Learning Through the Arts: The Story of DigitalWorks Arts Integration Program
Arts-integrated education is a method of teaching students about topics in subjects like math, science, social studies or language arts by using the arts. Students may create an animated video about an event in history or choreograph and perform a dance that shows the movements of the planets in our solar system. With arts integration, students learn by doing and creating, and this active participation keeps them interested and engaged.
Over the last three school years, the Office of Teaching and Learning’s Arts Department has brought together technology, art and other subjects through a program called DigitalWorks. Now in the fourth and final year of grant funding from the U.S. Department of Education, the DigitalWorks staff continues to champion education through arts integration.
The DigitalWorks program focuses largely on media arts like animation, mixed media and audio recording. Teachers use iPads and other technology to make their lessons exciting and relevant to today’s students, who are very talented at using technology. The program’s main objectives are to improve student achievement and teachers’ ability to teach through the arts. Many teachers enter the program feeling uncomfortable teaching with the arts, iPads or both. By the second or third year of participation, however, teachers say they feel more confident teaching these lessons and using technology with their students.

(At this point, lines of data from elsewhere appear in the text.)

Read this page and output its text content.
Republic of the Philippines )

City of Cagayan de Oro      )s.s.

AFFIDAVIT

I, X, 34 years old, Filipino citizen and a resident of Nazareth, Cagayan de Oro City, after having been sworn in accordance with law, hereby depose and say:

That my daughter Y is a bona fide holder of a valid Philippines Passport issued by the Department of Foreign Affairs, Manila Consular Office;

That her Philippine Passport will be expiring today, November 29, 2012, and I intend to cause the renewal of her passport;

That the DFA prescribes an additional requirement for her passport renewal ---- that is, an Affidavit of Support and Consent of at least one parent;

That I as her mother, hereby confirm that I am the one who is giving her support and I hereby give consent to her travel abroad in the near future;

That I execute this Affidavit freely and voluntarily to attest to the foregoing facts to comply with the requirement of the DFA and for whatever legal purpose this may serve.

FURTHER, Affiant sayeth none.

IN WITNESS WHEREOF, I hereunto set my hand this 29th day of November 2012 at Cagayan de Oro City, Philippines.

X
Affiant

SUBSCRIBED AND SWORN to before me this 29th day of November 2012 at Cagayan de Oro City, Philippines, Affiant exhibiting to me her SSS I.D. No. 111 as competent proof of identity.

During this time, the DigitalWorks team and teachers has developed many lesson plans for elementary and middle school students, which are posted on their website for teachers to use. In one lesson made by a group of fourth grade teachers at Maxfield Elementary, students learn about lines and shapes as they learn about narrative story writing. The students first discover how lines form shapes, and then they use those shapes to develop characters and plot for a stop-motion animation they create on their iPads.
In another lesson, students learn about the relationship between math and music. They explore how songs are broken down into measures, and measures into beats. Teachers use these musical ideas to teach about multiplication and division, and the students combine math and music to compose songs using GarageBand, a popular iPad app.
These lessons allow students to learn through direct experience. Many students who struggle with traditional methods have responded well to lessons that encourage artistic expression. English Language Learners and other students in the early stages of the English curriculum have made strong gains in literacy thanks to the DigitalWorks Language Arts lessons.
The DigitalWorks staff are sharing what they have learned over the past three years of the grant while creating a plan to strengthen arts integration in future school years. They are offering several training opportunities for teachers, and are also holding a series of workshops. The DigitalWorks Arts for All Institutes will bring together Saint Paul Public School teachers in grades 3-8, teaching artists, arts organization representatives and the community. Each of the day-long institutes will feature media arts, arts-based and arts-integrated sessions. The institutes are scheduled for February 25, 2017; May 20, 2017 and June 13, 2017. SPPS educators may register on PDexpress for these Institutes.